Государь Николай I заинтересовавшись моими лошадками, поручил мне изваять шестерку коней для колесницы Победы на Нарвских воротах. Там же в манеже он с видом знатока в лошадином вопросе изволил показать мне в качестве образца английских жеребцов и распорядился выдать весьма приличный задаток.

Пьяный от счастья и окрыленный небывалой удачей, я ворвался в дом, где уже приятно пахло свежезаваренным кофе и теплой выпечкой. В тот же день мы отправились по магазинам и купили Уленьке самое красивое и дорогое платье, какое только сумели отыскать. К слову, в ее жизни это было первое платье, не перешитое с чужого плеча, а купленное специально для нее! «Так и только так должна выглядеть баронесса Клодт фон Юргенсбург, сказал я, понимая, что Уленька выглядит словно сказочная принцесса, или скорее точно пришедшая мне на помощь фея.
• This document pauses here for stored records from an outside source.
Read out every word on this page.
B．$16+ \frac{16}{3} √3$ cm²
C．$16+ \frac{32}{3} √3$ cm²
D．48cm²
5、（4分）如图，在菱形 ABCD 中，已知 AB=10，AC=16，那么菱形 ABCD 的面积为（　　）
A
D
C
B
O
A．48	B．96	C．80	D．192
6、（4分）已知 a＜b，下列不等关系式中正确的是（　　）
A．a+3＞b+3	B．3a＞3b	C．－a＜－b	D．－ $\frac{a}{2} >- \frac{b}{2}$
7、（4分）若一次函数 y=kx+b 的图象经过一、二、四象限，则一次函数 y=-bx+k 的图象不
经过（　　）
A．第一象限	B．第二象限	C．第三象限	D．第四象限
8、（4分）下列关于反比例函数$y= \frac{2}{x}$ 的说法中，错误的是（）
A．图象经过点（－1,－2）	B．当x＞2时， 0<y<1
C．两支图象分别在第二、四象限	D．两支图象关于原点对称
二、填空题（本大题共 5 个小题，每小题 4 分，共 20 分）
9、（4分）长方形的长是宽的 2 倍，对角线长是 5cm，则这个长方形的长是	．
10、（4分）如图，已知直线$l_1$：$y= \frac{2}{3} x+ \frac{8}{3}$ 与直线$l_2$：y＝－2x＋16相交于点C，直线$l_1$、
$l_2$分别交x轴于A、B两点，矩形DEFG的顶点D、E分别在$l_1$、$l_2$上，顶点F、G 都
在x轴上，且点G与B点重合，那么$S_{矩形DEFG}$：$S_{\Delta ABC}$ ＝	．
Через пару месяцев, мы не выдержав, нанесли визит в дом к Мартосам, при этом Уленька вела себя простодушно и непринужденно, я же радовался, наблюдая, как вытягивается лицо у добрейшей Авдотьи Афонасьевны, и как злобно чернеет Катенька Глинка.

Впрочем, что я в ней интересно такого находил все это время? Даже после того, как до меня дошел проверенный слух о том, как после нашего визита Екатерина Ивановна бранилась с матерью, кляня ее за то, что та не посоветовавшись с ней отказала мне, я не испытал сожаления в соделанном.

В то время Уленька уже носила под сердцем нашего первенца Михаила, мы переехали в новый дом и строили себе дачу в Павловске.

Благодаря Уленьке наш дом постепенно приобретал славу светского салона, хотя под его крышей так и не поселилась чопорность и холодность. Но самое главное, что я еще больше сблизился с людьми искусства, многие из которых полюбили бывать у нас. Сам академик акварельной живописи муж сестры Карла Юлии, Петр Соколов, как-то сделал весьма удачный портрет с Уленьки, сообщив между прочим, что уже раз писал ее девочкой, и теперь желает изобразить баронессу такой, какая она стала – милой и простой, с букетом цветов, который в тот день она принесла с собой с прогулки. Великий Карл обожал заходить к нам без предупреждения, играя с детьми и весело болтая с Уленькой, да всех и не упомнишь.